Officials in the school said they had every intention of staying through the night.

"We're going to stay here until the police leave," said Rimma Sevastyanova, the school secretary and mother of four of its students, speaking by telephone. She said there was enough food inside the school to keep the children fed for the time being.

The siege was the latest twist in the 8-year, off-and-on dispute between St. Petersburg authorities and the SOC.

In 1991, the City Property Committee officially granted the SOC free and unlimited access to run-down and partially ruined former army barracks on Chernoretsky Pereulok for use as a charity-funded, nondenominational Christian school, SOC members say.

But after undergoing repairs that same year, the building again became an object of desire for city authorities hoping to regain rights to the property.

After several failed attempts by the city to repossess the building, the St. Petersburg Arbitration Court finally ruled on Feb. 11 that the SOC contract be annulled. Following a request by the Property Committee, the SOC was required to pass the building over to city police, who planned to use it as a polyclinic for its officers.

According to Inga Ivanova, the school's director, the police announced they would come Monday to discuss the future of the building.
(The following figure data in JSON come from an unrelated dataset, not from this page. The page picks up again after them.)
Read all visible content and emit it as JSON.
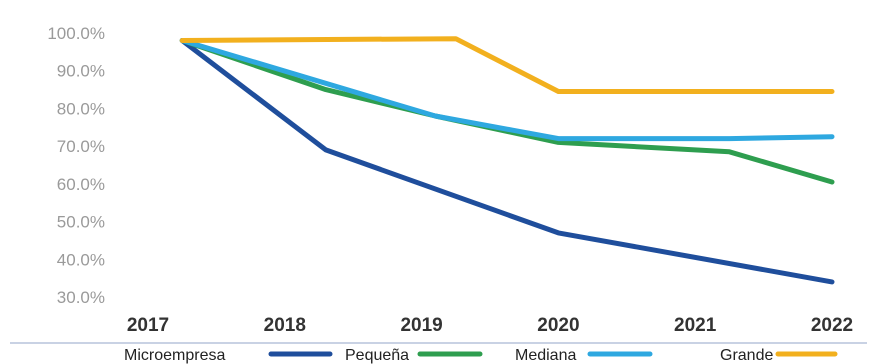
{
  "chart_data": {
    "type": "line",
    "title": "",
    "xlabel": "",
    "ylabel": "",
    "x": [
      "2017",
      "2018",
      "2019",
      "2020",
      "2021",
      "2022"
    ],
    "x_tick_labels": [
      "2017",
      "2018",
      "2019",
      "2020",
      "2021",
      "2022"
    ],
    "y_tick_labels": [
      "100.0%",
      "90.0%",
      "80.0%",
      "70.0%",
      "60.0%",
      "50.0%",
      "40.0%",
      "30.0%"
    ],
    "ylim": [
      30,
      100
    ],
    "grid": false,
    "legend_position": "bottom",
    "series": [
      {
        "name": "Microempresa",
        "color": "#1f4e9c",
        "points": [
          [
            2017.25,
            98
          ],
          [
            2018.3,
            69
          ],
          [
            2020.0,
            47
          ],
          [
            2022.0,
            34
          ]
        ]
      },
      {
        "name": "Pequeña",
        "color": "#2e9e4f",
        "points": [
          [
            2017.25,
            98
          ],
          [
            2018.3,
            85
          ],
          [
            2019.1,
            78
          ],
          [
            2020.0,
            71
          ],
          [
            2021.25,
            68.5
          ],
          [
            2022.0,
            60.5
          ]
        ]
      },
      {
        "name": "Mediana",
        "color": "#2ea8e0",
        "points": [
          [
            2017.25,
            98
          ],
          [
            2019.1,
            78
          ],
          [
            2020.0,
            72
          ],
          [
            2021.25,
            72
          ],
          [
            2022.0,
            72.5
          ]
        ]
      },
      {
        "name": "Grande",
        "color": "#f2b01e",
        "points": [
          [
            2017.25,
            98
          ],
          [
            2019.25,
            98.5
          ],
          [
            2020.0,
            84.5
          ],
          [
            2022.0,
            84.5
          ]
        ]
      }
    ]
  }
}
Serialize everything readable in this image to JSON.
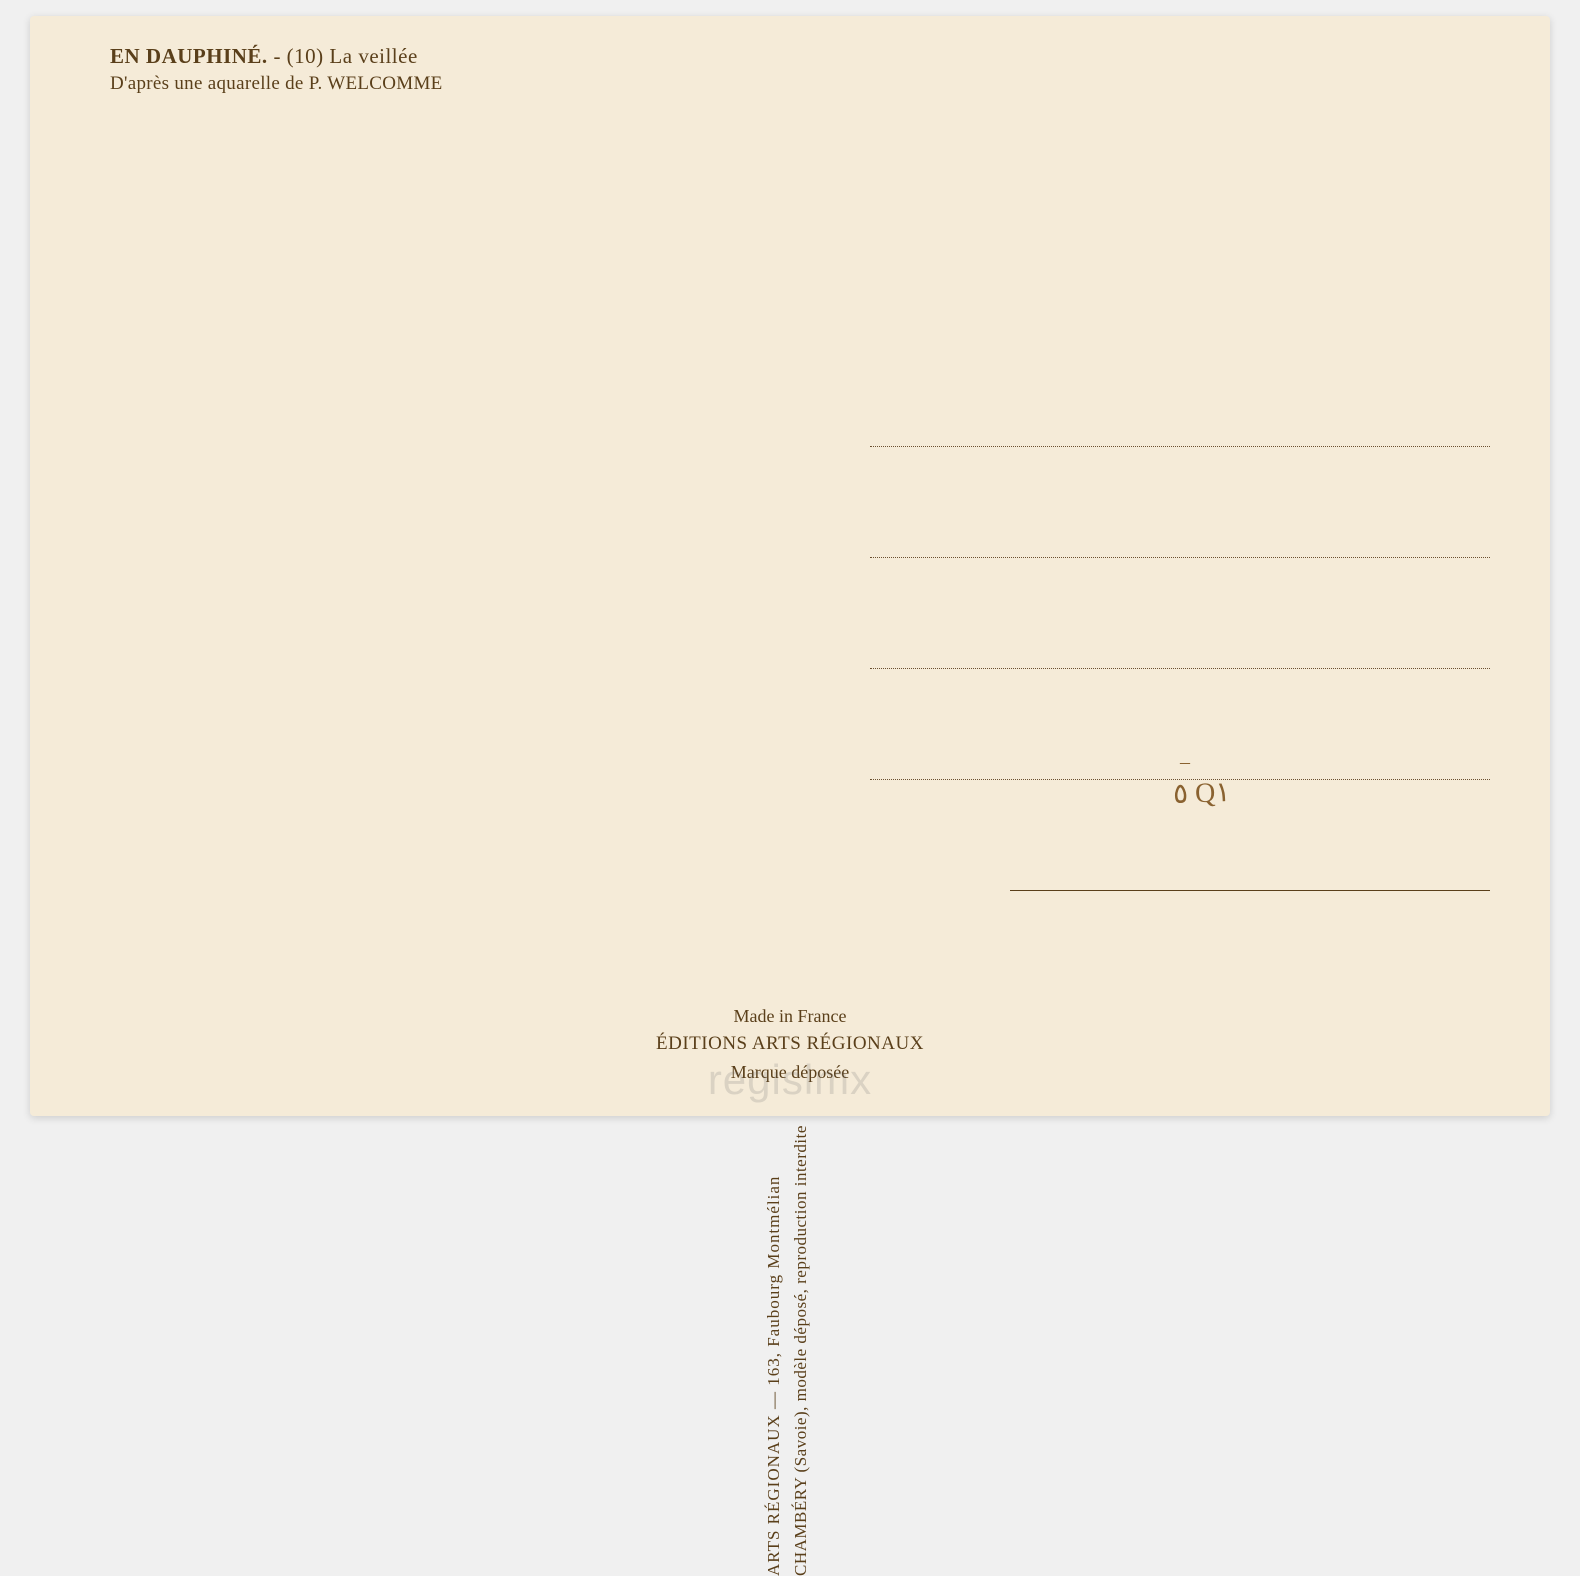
{
  "header": {
    "title_bold": "EN DAUPHINÉ.",
    "title_rest": " - (10) La veillée",
    "subtitle": "D'après une aquarelle de P. WELCOMME"
  },
  "vertical": {
    "line1": "ARTS RÉGIONAUX — 163, Faubourg Montmélian",
    "line2": "CHAMBÉRY (Savoie), modèle déposé, reproduction interdite"
  },
  "handwritten": {
    "text": "٥ Q١",
    "dash": "–"
  },
  "footer": {
    "line1": "Made in France",
    "line2": "ÉDITIONS ARTS RÉGIONAUX",
    "line3": "Marque déposée"
  },
  "watermark": "regislmx",
  "colors": {
    "background": "#f5ebd8",
    "text": "#5a3f1a",
    "handwriting": "#8a6230",
    "dotted": "#6b5030"
  }
}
But when they arrived, school authorities said, the police didn't appear to be ready to discuss anything.

"They banged on the doors and threatened to shoot us with their machine guns," Sevastyanova said.

According to Sevastyanova, she and her children, aged 4, 7, 9 and 12, arrived at the school at 8:30 Monday morning, just minutes before the police surrounded the building. She said about a dozen of the school's 150 children and a few teachers were also in the building before the police arrived, roping off the school grounds and blocking the entrance with two OMON buses.
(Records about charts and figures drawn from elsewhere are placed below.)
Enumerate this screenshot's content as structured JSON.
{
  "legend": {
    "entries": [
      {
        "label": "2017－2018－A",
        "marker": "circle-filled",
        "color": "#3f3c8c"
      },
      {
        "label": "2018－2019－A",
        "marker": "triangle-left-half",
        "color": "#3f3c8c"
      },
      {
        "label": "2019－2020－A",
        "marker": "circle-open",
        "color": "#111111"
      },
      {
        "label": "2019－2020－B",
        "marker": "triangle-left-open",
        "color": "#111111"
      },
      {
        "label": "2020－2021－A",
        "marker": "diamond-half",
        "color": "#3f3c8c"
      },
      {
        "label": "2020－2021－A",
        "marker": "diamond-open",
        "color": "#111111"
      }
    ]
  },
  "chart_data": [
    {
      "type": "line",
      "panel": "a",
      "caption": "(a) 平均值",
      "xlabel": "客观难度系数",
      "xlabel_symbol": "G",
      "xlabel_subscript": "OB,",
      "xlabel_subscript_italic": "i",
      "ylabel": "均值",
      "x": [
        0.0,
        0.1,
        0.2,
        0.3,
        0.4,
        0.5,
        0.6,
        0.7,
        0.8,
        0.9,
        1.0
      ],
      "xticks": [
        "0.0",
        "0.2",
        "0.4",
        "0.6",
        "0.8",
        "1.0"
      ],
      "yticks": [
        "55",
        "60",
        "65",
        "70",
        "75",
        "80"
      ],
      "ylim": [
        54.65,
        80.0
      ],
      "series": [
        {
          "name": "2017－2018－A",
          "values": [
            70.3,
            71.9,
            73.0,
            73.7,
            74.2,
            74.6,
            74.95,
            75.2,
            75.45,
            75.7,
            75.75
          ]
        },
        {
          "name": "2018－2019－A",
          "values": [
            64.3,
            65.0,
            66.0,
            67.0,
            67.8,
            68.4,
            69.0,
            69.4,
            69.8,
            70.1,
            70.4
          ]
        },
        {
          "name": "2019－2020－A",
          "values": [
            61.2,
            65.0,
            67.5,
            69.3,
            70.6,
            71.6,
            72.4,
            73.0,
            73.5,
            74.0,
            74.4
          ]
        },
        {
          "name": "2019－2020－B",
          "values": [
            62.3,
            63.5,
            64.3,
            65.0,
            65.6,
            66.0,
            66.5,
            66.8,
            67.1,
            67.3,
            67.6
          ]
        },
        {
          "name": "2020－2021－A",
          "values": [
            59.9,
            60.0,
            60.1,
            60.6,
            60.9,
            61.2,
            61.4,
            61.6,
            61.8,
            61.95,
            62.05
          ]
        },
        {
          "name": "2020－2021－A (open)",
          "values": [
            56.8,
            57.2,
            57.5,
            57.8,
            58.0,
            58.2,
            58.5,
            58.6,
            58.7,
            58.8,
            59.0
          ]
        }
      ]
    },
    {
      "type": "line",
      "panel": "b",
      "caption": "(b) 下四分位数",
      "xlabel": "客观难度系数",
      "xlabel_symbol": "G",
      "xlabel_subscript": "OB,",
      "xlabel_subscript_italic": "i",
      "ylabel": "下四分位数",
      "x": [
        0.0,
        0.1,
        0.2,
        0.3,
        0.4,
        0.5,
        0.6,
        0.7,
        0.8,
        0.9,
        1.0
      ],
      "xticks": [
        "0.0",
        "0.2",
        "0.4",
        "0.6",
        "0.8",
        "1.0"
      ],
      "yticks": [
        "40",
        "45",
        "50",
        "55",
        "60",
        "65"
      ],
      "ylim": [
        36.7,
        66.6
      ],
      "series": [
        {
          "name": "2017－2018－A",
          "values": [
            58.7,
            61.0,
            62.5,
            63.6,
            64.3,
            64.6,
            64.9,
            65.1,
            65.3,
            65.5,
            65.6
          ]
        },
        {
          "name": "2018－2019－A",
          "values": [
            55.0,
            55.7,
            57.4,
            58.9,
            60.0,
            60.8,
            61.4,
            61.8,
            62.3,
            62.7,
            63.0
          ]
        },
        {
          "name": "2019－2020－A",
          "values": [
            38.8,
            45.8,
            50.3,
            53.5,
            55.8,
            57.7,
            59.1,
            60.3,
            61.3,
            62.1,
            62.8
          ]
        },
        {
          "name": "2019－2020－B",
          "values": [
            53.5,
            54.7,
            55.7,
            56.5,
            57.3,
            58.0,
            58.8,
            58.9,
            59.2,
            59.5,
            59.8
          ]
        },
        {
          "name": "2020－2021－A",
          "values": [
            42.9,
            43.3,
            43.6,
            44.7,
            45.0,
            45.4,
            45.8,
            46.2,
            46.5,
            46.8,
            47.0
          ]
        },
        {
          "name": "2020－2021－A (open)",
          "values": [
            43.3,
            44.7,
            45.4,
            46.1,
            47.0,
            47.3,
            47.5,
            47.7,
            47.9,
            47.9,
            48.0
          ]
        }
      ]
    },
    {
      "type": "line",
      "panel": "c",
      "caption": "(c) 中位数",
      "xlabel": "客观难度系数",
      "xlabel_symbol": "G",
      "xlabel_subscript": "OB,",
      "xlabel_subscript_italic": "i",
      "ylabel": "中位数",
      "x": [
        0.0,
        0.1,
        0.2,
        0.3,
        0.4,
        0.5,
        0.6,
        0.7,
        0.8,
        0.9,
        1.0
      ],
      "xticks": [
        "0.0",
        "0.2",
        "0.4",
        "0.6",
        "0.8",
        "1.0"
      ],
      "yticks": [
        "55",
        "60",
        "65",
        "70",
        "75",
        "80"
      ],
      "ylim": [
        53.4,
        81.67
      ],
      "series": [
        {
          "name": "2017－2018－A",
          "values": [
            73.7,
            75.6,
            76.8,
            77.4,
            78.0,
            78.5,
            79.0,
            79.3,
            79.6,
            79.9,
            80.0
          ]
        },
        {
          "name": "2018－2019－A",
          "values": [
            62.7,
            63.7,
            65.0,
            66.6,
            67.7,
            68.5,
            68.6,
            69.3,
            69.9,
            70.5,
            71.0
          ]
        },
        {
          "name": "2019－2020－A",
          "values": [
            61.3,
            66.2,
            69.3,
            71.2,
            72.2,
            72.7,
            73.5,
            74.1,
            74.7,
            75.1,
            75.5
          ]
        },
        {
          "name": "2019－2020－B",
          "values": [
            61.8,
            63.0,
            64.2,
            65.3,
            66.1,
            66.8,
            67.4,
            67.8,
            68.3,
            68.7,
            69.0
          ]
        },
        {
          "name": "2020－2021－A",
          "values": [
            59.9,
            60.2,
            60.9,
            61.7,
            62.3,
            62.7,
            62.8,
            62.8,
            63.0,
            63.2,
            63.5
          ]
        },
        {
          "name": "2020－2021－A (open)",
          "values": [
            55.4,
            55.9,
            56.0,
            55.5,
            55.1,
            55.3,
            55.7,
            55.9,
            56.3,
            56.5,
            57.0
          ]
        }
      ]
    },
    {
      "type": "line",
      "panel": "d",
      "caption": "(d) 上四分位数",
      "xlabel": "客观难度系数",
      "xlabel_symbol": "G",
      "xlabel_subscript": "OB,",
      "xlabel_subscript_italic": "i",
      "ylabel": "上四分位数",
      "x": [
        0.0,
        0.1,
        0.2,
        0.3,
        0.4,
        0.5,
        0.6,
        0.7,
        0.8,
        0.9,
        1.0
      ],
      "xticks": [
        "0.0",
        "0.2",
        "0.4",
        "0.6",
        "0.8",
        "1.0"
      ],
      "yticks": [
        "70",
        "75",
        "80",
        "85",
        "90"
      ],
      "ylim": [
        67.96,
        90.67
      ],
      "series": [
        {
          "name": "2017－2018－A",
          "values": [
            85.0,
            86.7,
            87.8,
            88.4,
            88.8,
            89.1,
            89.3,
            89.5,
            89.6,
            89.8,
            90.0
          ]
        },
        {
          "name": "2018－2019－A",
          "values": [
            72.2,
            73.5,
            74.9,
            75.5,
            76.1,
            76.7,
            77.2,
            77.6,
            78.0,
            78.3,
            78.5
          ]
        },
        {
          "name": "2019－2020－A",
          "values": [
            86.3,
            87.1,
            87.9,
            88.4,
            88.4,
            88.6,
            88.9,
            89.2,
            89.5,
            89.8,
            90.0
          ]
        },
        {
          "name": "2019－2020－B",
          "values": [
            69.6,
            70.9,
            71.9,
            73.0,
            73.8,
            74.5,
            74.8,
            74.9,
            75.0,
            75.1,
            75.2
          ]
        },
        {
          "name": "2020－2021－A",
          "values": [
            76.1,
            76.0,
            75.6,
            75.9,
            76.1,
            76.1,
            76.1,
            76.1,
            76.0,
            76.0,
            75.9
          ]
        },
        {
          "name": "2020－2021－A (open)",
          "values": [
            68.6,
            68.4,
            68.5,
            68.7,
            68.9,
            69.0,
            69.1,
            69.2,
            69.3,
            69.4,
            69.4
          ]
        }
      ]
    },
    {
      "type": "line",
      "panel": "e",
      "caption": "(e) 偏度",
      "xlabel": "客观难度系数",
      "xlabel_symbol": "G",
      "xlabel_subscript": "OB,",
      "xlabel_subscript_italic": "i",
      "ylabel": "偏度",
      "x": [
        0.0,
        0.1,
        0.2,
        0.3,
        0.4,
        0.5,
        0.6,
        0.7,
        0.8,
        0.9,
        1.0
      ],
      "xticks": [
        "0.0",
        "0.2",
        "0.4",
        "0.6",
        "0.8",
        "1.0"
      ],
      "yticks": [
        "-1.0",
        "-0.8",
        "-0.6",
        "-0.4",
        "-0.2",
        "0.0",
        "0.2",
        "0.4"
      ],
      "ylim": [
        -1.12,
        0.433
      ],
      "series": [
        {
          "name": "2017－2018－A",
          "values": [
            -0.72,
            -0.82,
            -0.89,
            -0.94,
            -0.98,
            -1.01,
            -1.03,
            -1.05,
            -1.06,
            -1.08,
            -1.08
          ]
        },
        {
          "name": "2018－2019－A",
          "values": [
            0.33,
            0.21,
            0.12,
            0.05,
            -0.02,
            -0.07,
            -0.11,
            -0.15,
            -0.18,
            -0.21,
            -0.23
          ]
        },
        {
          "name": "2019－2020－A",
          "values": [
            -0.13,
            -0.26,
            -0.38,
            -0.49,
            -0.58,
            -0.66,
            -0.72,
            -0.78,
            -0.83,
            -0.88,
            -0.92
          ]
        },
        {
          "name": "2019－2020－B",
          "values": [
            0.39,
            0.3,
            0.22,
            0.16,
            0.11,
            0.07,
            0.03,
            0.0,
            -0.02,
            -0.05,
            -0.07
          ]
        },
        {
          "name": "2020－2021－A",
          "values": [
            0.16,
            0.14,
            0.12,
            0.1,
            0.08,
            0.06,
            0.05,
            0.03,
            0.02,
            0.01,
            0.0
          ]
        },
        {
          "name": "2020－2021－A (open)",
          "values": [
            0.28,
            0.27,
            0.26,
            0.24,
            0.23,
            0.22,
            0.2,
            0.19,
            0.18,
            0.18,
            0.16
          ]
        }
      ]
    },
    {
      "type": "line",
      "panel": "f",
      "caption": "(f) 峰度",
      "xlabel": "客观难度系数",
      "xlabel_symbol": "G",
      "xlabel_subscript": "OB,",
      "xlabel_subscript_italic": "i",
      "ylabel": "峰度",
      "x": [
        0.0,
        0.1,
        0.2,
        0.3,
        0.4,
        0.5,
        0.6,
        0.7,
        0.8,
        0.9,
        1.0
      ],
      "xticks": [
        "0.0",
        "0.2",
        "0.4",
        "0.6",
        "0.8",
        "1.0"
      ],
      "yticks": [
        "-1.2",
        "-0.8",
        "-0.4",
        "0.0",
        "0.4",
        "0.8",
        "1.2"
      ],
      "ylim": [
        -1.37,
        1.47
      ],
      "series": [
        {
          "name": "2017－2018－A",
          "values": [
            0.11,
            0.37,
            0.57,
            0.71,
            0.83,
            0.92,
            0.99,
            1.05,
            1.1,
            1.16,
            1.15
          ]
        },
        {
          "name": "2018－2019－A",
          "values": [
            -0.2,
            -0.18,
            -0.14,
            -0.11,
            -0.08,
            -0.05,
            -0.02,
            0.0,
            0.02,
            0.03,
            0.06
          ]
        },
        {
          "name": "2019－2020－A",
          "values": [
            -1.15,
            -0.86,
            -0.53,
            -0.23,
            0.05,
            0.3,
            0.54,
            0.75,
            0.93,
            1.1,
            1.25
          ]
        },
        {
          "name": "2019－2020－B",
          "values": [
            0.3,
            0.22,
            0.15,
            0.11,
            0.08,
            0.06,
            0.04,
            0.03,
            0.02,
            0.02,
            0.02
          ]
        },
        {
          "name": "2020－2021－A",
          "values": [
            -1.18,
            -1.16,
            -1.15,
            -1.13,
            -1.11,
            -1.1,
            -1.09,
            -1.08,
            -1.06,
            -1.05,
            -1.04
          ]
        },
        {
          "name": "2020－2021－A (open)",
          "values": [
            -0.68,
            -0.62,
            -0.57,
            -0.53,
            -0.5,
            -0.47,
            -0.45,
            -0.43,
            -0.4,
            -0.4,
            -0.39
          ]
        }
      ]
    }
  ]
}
By noon, some 30 students stood with their parents and teachers outside the building in the icy wind, forbidden by the police to go inside. Both the children and adults were sad and confused about the fate of their school, which comprises grades 1-11 and accommodates just 150 students.

"This school is different because we are not only taught to become intelligent people, but also decent people. We are taught to follow Christ's commandments," said Yura, 9, a Russian Orthodox third-grader who arrived at the school too late to get inside.

"I hope that we'll get the school back. We won't be taught such things at other schools," Yura said.

By 6:30 Monday evening, some 60 children had managed to work their way inside the school, Sevastyanova said by telephone. Some of the children later left, she added.

"They got inside through back doors, windows, I don't know how," she said. "We're all very scared. We feel like hostages here, but we won't leave. I heard the police say that as soon as we go outside, they'll shoot."

Gary Vander Hart, an American who teaches the Old Testament, theology and church history at the SOC school, said his Russian students' level of interest in their classes was "humongous."

"I've taught in America for 30 years, and I've never had so many students who are interested in school," Vander Hart said.

Police refused to justify their actions, providing journalists with only a press release explaining why the SOC was obligated to clear the building.

According to Ivanova, speaking Monday from Holland, where she was visiting the school's Dutch funders, tax police and police officials since 1995 have been threatening to harm or even kill her if she does not let them have the building.

The most recent in a string of what Ivanova claims to have been some 15 attacks, she was allegedly shoved into a strange car near the school building last Wednesday night, and threatened with a pistol by two men, who told her they would kill her if she refused to give up the building.

According to Ivanova's husband, SOC president Konstantin Ivanov, it is the school's prime location that city authorities are after.

"I don't think all of this would be happening if we didn't have a building right off Nevsky Prospect," Ivanov said Monday from his home. "Somebody needs this house."

School members agreed.

"I would be very sad if [the authorities] close the school down. They may have a legal right to do it - but do they have a moral right to do it?" Vander Hart said. "Is love the primary reason here, or money?"